I had awoken at 4 in the morning with the realization that we hadn’t had sex. I had gotten stoned the night before and we’d shared a couple of bottles of wine. It was lovely. I had a shower and primped and preened, ready to take our perfect night into the bedroom and we got a little too comfortable. He noticed I was falling asleep and I told him that I wanted him first. He said he would wake me up. I liked the sound of that and promptly dozed off. He didn’t wake me up. He fell asleep and at 4 in the morning when I woke up, I was fucking livid.

I sighed and huffed for a few moments and then crawled down the bed and sucked him hard. He woke up to me mounting him, right after that first moment of penetration when I’m covered in goosebumps. It felt good and I needed the release. This is what I’m like around him. I’m scared that he’ll soon lose the ability to keep up with me. I’m getting a little out of control. I rode him as he gained consciousness but after a little while, it was starting to become clear that I wasn’t going to get my happy ending. The longer I didn’t, the more frustrated I got and when he grunted into my ear “You’re gonna have to come quickly baby, I’m close”, my pissed-off-ometer reached breaking point.

“It’s not happening” I complained as I stopped what I was doing and dismounted. This poor guy was lying there shell shocked. He had been woken up by his girlfriend climbing on to a penis that she had sucked hard in his sleep for about five minutes, riding him for around five more minutes and then getting pissed off and climbing off. I don’t even think he was awake because as I got up and slept on the couch and he stayed on the bed and fell asleep, I realized that I was lying there angry and now alone. Wow I was pissed. I attempted to have a bit of a fight with him, hoping to awaken some sort of spark enough to get me off, and he was far too sleepy to get anything out of.
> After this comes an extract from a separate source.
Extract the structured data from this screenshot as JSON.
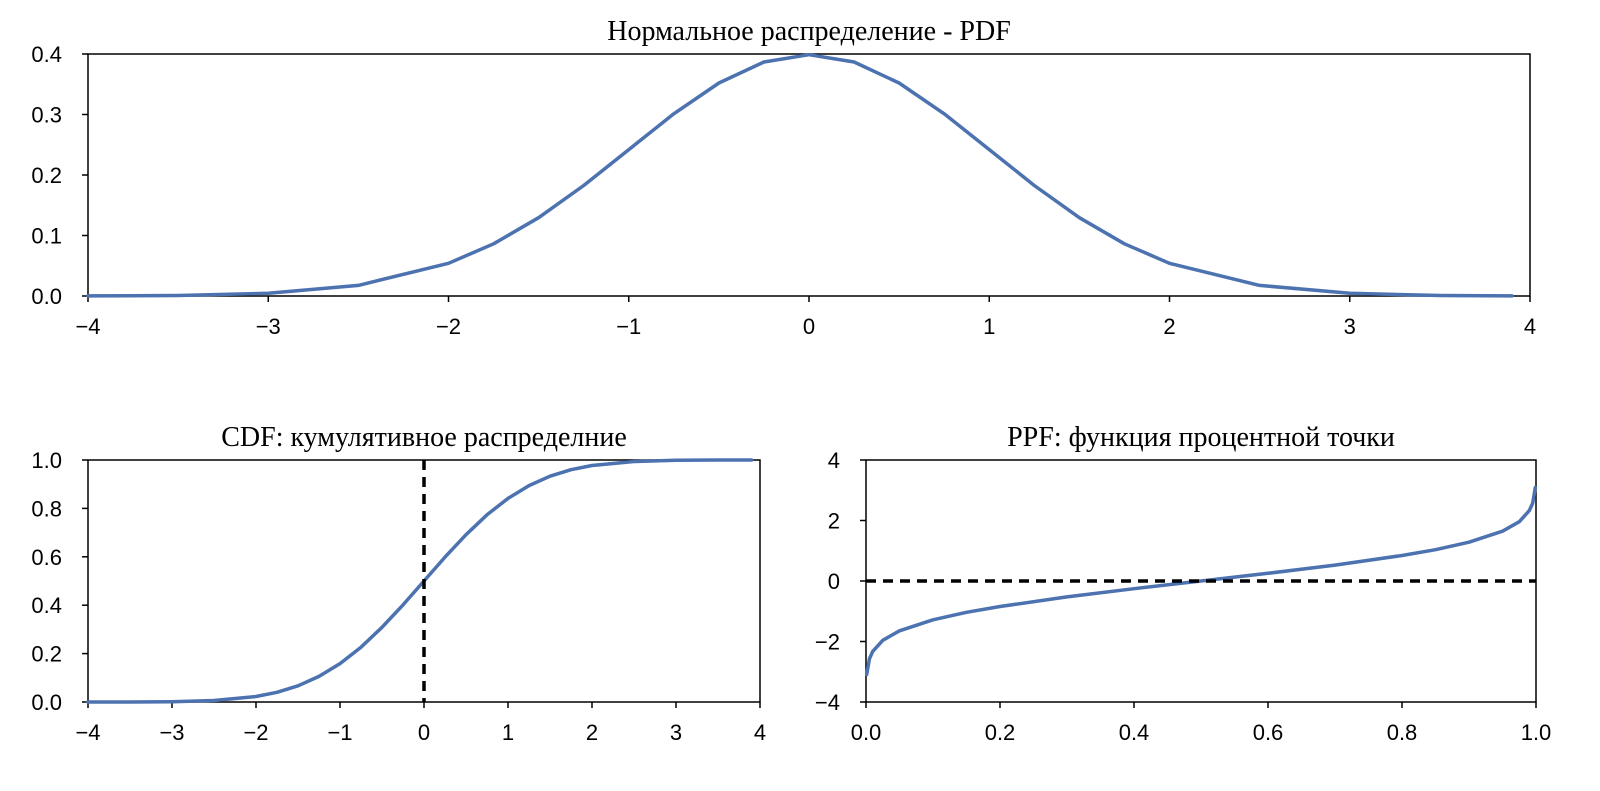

I didn’t really go back to sleep after that and when he got up and we were invited to breakfast by The Redneck (landlord/good buddy/work mate), I told him I wasn’t going and refused to talk to him. I didn’t get laid and I didn’t sleep. Jock got my morning grump in full force. By the time he came home, I had fallen asleep on the couch and he kissed my forehead and wrapped a blanket around me. I love him really and I wasn’t mad at him for very long after that. We fucked eventually anyway and I came damn hard after being turned on with no finale for hours. All is forgiven. And I still love the song!